Some days my stomach felt like there was a "pit" in it; a heaviness. I know I've been struggling with depression and there were days - that is how I felt internally - depressed.
My doctor and therapy appointments were good - I was progressing! But why was I feeling so empty inside?
The last couple of appointments have been different. I left them with a greater sense of hope and expectancy.
Throughout this journey, I know I've had hope: God's hope and His presence, His provision and His care. I am - and have been - completely in His hands.
NOT that my doctors and therapists have been hopeless - because they haven't been. They've been supportive, encouraging and helpful. BUT the last couple of appointments I have felt hope had been extended to me. There is light at the end of the tunnel, and no - it is not a train.
There is talk about and a process to getting back to work; to driving again; and even to riding a bike again.
I did believe I was going to be able to do these things again, but in some ways I think I was beginning to doubt those possibilities.

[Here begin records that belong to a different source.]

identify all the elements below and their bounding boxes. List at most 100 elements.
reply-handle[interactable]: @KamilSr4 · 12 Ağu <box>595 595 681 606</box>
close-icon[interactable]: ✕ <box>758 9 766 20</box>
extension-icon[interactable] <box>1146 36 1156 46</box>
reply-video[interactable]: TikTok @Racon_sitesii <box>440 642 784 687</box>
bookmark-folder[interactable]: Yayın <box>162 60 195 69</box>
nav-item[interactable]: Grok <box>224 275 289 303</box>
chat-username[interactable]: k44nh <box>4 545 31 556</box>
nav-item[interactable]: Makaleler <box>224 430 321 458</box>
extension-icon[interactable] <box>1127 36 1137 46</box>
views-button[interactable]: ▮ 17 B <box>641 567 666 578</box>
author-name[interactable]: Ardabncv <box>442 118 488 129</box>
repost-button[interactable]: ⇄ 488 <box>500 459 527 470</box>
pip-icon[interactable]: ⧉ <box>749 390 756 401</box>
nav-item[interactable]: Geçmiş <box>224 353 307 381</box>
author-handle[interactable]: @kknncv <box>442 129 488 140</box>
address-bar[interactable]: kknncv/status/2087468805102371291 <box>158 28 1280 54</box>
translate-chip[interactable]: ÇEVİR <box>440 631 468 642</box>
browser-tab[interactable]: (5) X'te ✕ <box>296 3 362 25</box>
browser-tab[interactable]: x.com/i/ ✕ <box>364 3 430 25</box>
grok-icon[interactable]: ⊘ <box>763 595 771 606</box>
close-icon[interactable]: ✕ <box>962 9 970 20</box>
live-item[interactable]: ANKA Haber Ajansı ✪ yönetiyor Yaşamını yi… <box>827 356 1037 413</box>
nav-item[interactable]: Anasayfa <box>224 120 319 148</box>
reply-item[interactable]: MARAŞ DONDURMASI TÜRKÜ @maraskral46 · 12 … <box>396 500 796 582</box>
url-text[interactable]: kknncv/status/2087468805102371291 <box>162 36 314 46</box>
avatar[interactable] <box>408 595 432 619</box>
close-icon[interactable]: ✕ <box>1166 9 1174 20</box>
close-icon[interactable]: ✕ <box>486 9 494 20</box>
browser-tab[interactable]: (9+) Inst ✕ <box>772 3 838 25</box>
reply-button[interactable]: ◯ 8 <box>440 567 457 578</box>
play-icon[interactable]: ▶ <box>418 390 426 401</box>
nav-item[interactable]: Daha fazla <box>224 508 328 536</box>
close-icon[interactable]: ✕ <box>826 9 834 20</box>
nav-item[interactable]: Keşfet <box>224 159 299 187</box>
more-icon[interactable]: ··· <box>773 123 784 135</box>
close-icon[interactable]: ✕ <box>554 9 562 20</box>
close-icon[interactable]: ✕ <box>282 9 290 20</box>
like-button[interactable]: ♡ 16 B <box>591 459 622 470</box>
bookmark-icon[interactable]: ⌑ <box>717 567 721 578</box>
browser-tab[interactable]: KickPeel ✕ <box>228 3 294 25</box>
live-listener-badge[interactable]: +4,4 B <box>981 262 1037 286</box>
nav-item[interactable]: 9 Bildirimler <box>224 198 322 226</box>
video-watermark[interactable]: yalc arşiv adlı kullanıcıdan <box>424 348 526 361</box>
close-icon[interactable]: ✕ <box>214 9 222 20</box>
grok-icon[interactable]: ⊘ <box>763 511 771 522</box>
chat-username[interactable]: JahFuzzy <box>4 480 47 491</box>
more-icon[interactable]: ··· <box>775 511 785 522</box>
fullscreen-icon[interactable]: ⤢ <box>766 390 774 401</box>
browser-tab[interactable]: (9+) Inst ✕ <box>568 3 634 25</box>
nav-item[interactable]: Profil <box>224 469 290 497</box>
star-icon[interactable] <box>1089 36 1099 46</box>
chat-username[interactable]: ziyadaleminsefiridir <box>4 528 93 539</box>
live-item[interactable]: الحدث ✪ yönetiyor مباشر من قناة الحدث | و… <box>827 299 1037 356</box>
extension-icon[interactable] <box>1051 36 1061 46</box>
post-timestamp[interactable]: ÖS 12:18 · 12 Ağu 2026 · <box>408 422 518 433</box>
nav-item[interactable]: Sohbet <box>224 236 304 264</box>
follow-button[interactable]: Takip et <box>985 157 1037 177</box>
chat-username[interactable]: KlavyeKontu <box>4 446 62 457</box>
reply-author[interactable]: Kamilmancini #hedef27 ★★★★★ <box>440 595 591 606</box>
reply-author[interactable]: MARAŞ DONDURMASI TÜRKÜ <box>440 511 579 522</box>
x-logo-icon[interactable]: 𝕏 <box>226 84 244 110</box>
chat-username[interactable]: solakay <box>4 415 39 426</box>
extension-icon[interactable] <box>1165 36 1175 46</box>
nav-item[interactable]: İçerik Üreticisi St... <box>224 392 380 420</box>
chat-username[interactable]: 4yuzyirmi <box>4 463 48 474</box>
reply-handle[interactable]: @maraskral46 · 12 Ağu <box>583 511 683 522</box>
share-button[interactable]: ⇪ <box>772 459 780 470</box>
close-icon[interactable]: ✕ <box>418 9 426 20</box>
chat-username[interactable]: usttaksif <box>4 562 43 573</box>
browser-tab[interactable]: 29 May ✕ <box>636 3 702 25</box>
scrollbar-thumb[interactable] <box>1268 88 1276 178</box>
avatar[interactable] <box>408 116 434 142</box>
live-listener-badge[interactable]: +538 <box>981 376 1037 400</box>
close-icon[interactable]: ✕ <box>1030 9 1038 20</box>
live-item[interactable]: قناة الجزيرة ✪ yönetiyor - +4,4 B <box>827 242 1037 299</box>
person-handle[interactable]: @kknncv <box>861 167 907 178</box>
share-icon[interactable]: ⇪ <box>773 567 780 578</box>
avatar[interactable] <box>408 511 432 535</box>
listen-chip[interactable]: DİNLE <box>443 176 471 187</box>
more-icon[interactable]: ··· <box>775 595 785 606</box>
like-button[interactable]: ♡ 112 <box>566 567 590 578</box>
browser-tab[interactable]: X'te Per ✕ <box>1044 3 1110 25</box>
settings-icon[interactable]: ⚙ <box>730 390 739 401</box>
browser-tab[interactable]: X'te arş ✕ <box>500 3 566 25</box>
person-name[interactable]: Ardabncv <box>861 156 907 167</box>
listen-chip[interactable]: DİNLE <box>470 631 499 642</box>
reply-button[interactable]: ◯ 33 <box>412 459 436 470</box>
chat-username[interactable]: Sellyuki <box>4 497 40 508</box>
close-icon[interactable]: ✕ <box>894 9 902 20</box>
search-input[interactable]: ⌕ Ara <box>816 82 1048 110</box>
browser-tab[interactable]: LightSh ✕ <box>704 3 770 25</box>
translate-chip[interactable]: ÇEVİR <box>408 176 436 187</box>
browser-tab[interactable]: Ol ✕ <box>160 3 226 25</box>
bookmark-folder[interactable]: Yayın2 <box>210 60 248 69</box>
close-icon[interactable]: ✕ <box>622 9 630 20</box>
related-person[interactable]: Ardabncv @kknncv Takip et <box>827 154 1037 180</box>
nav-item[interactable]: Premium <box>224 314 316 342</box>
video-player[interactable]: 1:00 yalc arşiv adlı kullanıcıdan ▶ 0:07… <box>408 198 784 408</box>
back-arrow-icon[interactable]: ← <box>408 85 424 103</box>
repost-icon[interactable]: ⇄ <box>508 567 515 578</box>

What am I feeling inside of me this morning? I am feeling hope, happiness, peace, satisfaction, gratefulness and joy.
One of my favorite recording artists is Chris Tomlin. I appreciate the words of his songs. This weekend I have designated as "Chris Tomlin Weekend." I am predominantly, if not completely, listening to his music. I am also memorizing a group of verses from the Scriptures: Psalm 37:1-8. I have memorized up to verse 6. Not bad for someone who had a major brain injury and has struggles with memory issues.